Patients often turn to urgent care centers or emergency departments, either to obtain a simple refill or to treat a condition that requires more pressing medical treatment due to the lack of prescription medications. If a patient tries to prepare for a disaster by refilling their medication early, there is the question if their insurance company will cover an early refill of a medication. Fortunately, there are available policies and programs to assist those affected by a disaster.
The Emergency Prescription Assistance Program (EPAP) allows pharmacies to dispense refills of prescription medications to uninsured patients affected by disasters. The requirements for participating in this program include: the pharmacy must be registered with EPAP, the patient must be uninsured, reside in a federally identified disaster area, and be able to prove they have an existing prescription. A current prescription bottle is suitable as proof of a current prescription. EPAP is also able to provide select medical equipment and vaccines if needed by the patient.

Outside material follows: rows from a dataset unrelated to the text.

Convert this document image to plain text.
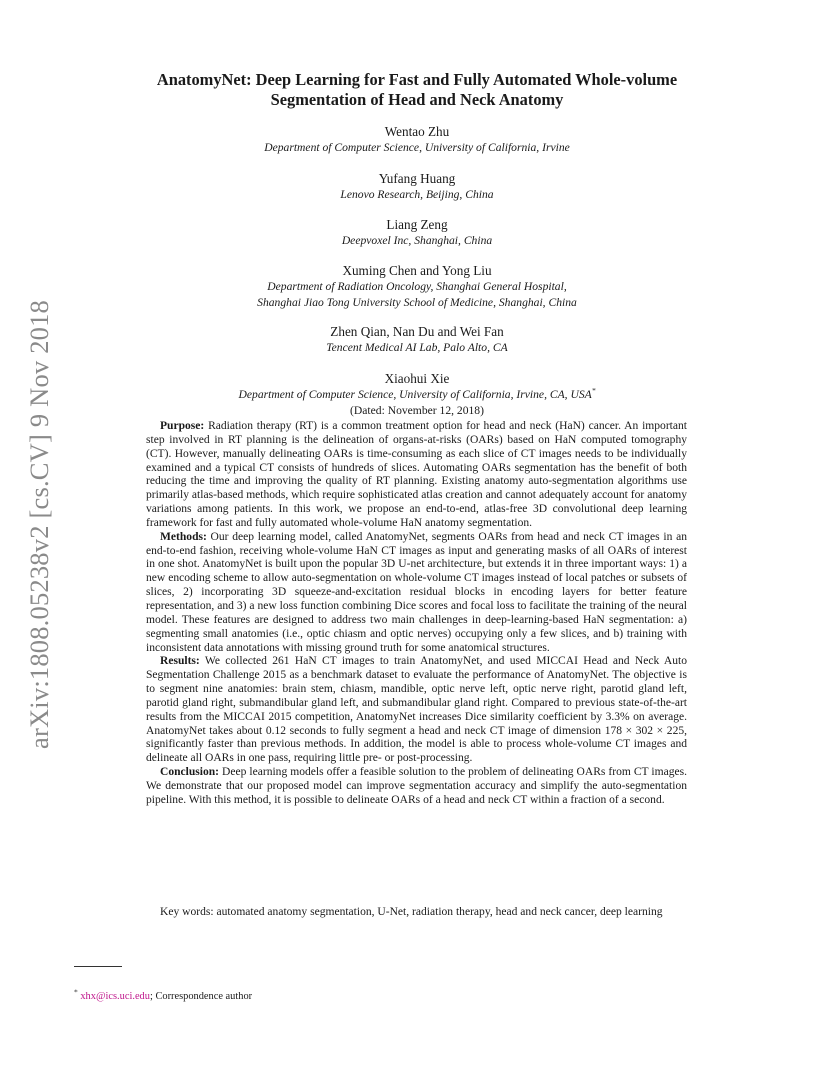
arXiv:1808.05238v2 [cs.CV] 9 Nov 2018
AnatomyNet: Deep Learning for Fast and Fully Automated Whole-volume
Segmentation of Head and Neck Anatomy
Wentao Zhu
Department of Computer Science, University of California, Irvine
Yufang Huang
Lenovo Research, Beijing, China
Liang Zeng
Deepvoxel Inc, Shanghai, China
Xuming Chen and Yong Liu
Department of Radiation Oncology, Shanghai General Hospital,
Shanghai Jiao Tong University School of Medicine, Shanghai, China
Zhen Qian, Nan Du and Wei Fan
Tencent Medical AI Lab, Palo Alto, CA
Xiaohui Xie
Department of Computer Science, University of California, Irvine, CA, USA*
(Dated: November 12, 2018)

Purpose: Radiation therapy (RT) is a common treatment option for head and neck (HaN) cancer. An important step involved in RT planning is the delineation of organs-at-risks (OARs) based on HaN computed tomography (CT). However, manually delineating OARs is time-consuming as each slice of CT images needs to be individually examined and a typical CT consists of hundreds of slices. Automating OARs segmentation has the benefit of both reducing the time and improving the quality of RT planning. Existing anatomy auto-segmentation algorithms use primarily atlas-based methods, which require sophisticated atlas creation and cannot adequately account for anatomy variations among patients. In this work, we propose an end-to-end, atlas-free 3D convolutional deep learning framework for fast and fully automated whole-volume HaN anatomy segmentation.

Methods: Our deep learning model, called AnatomyNet, segments OARs from head and neck CT images in an end-to-end fashion, receiving whole-volume HaN CT images as input and generating masks of all OARs of interest in one shot. AnatomyNet is built upon the popular 3D U-net architecture, but extends it in three important ways: 1) a new encoding scheme to allow auto-segmentation on whole-volume CT images instead of local patches or subsets of slices, 2) incorporating 3D squeeze-and-excitation residual blocks in encoding layers for better feature representation, and 3) a new loss function combining Dice scores and focal loss to facilitate the training of the neural model. These features are designed to address two main challenges in deep-learning-based HaN segmentation: a) segmenting small anatomies (i.e., optic chiasm and optic nerves) occupying only a few slices, and b) training with inconsistent data annotations with missing ground truth for some anatomical structures.

Results: We collected 261 HaN CT images to train AnatomyNet, and used MICCAI Head and Neck Auto Segmentation Challenge 2015 as a benchmark dataset to evaluate the performance of AnatomyNet. The objective is to segment nine anatomies: brain stem, chiasm, mandible, optic nerve left, optic nerve right, parotid gland left, parotid gland right, submandibular gland left, and submandibular gland right. Compared to previous state-of-the-art results from the MICCAI 2015 competition, AnatomyNet increases Dice similarity coefficient by 3.3% on average. AnatomyNet takes about 0.12 seconds to fully segment a head and neck CT image of dimension 178 × 302 × 225, significantly faster than previous methods. In addition, the model is able to process whole-volume CT images and delineate all OARs in one pass, requiring little pre- or post-processing.

Conclusion: Deep learning models offer a feasible solution to the problem of delineating OARs from CT images. We demonstrate that our proposed model can improve segmentation accuracy and simplify the auto-segmentation pipeline. With this method, it is possible to delineate OARs of a head and neck CT within a fraction of a second.

Key words: automated anatomy segmentation, U-Net, radiation therapy, head and neck cancer, deep learning

* xhx@ics.uci.edu; Correspondence author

While this program makes strides to assist displaced patients, it is limited to those without health insurance. Assistance is still needed for patients when their refills and primary providers are unavailable, regardless of their insurance status.
On the state level
The state of Florida requires that health insurers waive the time restrictions on refilling prescription medications if a patient lives in a county under a state of emergency or hurricane warning. This allows patients to obtain a 30-day supply of their medications prior to evacuation without worry of payment. This protocol also enables pharmacists to authorize a refill order for the medication and notify the prescriber afterwards. But not every state has the same protocols as Florida.
As of 2014, eight states allow emergency refills of at least 30 days, 15 states do not allow emergency refills, and many of the remaining allow only 72-hour refills. The intent and use of these 72-hour protocols are mainly for continuity of care and not for disaster response. Sometimes there are conditions to the emergency refill as well, such as in Ohio, where the pharmacy must have been previously used by the patient. While many of the states with expanded emergency refill protocols are those affected by hurricanes, natural disasters could affect any area of the United States at any time of the year. Patients may also end up suffering from less generous protocols if they evacuate to states with more restrictions on emergency refills.
Standardized protocol needed
As encouraged by the APhA–ASP policy, having a standardized protocol across all states for emergency refills would protect people displaced across state lines. In addition, it would provide potential crucial assistance to every American in the case of an unexpected natural disaster. Existing protocols and programs such as EPAP are only
effective within their limited reach and requirements.
Encouraging states to adopt a standardized protocol allowing pharmacists to authorize refills during a state of emergency can help prevent the increase of health care costs as well as ensuring patient outcomes remain optimal.